The thing is, you can’t force kids to eat. You can’t force them to sleep. It’s the two things really, besides bathroom habits, that they ultimately do have control over. Unless you’re a monster who literally force feeds your kids as they’re tied to a chair. But if you’re a normal human being, you can lead them to the table, but you can’t make them eat.  Threaten, cajole, humor, and beg…but you can’t really MAKE them. They choose to give in, or not. Same with sleep – you can put them to bed and order them to sleep, but only they can really make that happen.

I guess I was never overly finicky about what we had for dinner…I didn’t care if my kids ate hotdogs with mac and cheese while I ate the eggplant parm that I liked. I didn’t mind if we had home-made chicken nuggets (à la Chick-Fi-La, but my own recipe, which is healthier) three times a week. That tuna casserole they both love? Sure! Why not?

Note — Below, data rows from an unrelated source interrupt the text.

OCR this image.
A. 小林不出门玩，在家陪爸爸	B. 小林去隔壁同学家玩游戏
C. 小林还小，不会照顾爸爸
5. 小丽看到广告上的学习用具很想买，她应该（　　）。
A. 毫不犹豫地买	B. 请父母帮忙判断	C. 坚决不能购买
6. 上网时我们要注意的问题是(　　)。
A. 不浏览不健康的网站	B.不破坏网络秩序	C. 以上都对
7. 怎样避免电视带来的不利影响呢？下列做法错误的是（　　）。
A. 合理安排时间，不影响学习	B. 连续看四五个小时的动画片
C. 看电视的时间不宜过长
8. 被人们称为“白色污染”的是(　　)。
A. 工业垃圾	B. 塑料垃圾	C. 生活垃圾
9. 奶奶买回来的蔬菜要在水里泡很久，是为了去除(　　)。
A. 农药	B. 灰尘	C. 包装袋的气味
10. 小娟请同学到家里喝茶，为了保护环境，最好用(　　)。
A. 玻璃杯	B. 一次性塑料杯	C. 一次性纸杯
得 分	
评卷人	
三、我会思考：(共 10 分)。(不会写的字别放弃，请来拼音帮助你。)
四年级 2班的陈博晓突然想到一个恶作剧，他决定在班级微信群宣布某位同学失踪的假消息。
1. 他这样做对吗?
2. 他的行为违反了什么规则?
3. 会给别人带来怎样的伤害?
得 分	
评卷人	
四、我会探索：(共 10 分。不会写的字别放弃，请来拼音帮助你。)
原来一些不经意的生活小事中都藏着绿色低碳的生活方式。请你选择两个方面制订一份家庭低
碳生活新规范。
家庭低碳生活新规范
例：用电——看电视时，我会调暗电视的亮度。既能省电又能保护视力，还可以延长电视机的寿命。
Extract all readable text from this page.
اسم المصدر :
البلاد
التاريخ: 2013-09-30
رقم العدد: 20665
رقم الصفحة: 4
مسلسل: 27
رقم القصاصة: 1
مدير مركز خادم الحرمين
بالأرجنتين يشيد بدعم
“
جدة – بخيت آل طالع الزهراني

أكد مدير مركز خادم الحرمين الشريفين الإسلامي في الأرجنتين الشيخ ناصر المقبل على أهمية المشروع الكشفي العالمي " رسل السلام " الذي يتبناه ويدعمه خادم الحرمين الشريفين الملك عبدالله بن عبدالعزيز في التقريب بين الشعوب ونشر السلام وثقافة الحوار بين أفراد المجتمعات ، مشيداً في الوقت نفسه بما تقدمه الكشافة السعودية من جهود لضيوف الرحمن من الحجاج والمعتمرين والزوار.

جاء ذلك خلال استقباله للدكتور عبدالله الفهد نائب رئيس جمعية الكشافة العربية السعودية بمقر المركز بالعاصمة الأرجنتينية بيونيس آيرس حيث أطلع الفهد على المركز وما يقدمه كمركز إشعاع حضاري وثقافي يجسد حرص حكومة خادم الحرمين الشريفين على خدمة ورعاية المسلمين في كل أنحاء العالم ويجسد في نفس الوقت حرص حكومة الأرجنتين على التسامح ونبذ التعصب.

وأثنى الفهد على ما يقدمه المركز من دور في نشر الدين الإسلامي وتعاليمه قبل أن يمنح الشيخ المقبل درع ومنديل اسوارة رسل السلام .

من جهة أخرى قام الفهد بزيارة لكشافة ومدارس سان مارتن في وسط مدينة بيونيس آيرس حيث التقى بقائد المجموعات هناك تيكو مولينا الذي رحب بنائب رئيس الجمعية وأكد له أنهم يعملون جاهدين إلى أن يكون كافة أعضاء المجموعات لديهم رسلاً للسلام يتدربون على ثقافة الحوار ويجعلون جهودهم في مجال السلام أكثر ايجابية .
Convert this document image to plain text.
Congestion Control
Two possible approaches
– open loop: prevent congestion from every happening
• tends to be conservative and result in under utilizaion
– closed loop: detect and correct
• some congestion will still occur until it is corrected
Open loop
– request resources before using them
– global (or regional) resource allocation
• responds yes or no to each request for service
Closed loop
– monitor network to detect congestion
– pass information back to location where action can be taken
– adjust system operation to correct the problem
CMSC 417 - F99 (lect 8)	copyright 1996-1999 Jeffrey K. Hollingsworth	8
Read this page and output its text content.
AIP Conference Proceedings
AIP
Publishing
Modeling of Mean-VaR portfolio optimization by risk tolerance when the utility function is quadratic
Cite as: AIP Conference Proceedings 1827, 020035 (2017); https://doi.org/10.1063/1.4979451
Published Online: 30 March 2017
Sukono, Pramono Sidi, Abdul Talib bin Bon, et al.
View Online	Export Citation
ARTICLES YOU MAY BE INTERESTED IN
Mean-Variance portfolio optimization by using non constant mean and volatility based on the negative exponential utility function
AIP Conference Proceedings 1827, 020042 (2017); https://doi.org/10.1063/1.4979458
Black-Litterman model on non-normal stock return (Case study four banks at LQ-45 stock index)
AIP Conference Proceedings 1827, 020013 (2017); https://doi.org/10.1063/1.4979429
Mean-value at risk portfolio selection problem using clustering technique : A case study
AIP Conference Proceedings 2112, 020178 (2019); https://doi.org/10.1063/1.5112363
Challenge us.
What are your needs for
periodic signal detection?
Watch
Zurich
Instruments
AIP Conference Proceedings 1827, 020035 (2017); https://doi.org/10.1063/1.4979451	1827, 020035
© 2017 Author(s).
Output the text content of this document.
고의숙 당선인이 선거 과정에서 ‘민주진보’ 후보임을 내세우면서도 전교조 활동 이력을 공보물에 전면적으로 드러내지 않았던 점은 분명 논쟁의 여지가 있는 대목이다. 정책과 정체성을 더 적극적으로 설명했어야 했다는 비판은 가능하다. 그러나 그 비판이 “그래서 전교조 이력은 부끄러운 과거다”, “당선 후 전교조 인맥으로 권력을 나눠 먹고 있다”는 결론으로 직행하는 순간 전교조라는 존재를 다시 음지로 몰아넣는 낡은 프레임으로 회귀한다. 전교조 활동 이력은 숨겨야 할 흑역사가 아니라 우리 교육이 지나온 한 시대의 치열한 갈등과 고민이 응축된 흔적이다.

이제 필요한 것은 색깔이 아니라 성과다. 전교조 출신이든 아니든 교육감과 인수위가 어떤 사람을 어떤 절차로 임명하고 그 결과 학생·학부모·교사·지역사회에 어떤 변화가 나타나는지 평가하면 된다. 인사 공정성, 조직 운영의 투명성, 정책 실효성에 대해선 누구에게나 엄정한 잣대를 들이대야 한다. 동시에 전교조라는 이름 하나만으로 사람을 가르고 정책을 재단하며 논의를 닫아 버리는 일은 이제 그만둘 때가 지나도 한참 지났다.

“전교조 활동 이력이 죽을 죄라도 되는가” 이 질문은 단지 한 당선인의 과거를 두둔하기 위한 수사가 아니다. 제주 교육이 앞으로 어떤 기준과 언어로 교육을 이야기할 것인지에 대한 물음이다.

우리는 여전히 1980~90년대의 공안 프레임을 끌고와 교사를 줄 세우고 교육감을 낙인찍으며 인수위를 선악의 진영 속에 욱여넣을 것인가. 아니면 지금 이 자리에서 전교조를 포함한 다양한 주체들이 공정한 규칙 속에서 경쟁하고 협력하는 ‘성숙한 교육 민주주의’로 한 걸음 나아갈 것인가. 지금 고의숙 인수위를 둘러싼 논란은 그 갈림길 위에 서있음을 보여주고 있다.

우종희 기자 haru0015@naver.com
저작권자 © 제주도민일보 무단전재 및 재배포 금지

It’s different now that I’ve cut out the majority of meat for myself, but hey, the kids are old enough to feed themselves now, so I don’t really care…they’re on their own. But when they were little, I decided after a while that dinner time was simply not a battle I particularly felt like fighting. Of course, this decision might’ve taken place right after the “peas fiasco of 1997,” but it’s a solid decision nonetheless.

I also knew my kids were stubborn assholes strong-willed individuals who would go without food long enough that eventually social services would be called. So, dinner often had a kid-friendly menu in our house. Why deliberately put food on the table that you know someone won’t eat while hoping for the best? I didn’t really see this as catering to them – and still don’t – I view it as a way of enjoying the time we had together at the table. Instead of arguing or long, sullen silences, we had rousing talks about everything under the sun, jokes, and laughter, and joy. And everyone ate. I still make their favorites when we’re all together for a visit. But then, food has always been a big deal in our house, a way of bringing the family together. Meals are meant to be enjoyed, not fought over.

I figured – and rightly so – that they would branch out from hot dogs, mac and cheese, peanut butter and jelly sandwiches, and French fries prior to getting to college. Lo and behold, that’s exactly what happened. With the exception of very specific things like peas (go figure), mushrooms, onions, and sushi (can’t blame them there), they eat quite a variety of foodstuffs these days. Truth be told, they’re a lot more adventurous in trying new foods than me, I must say.

I suppose the idea presented in the article would work for some families…I mean hey, it worked for the writer, right? But if it were MY house? I would have had two children with amazingly high blood sugar from all the dessert they were stuffing themselves with and tons of uneaten leftovers cluttering up the fridge.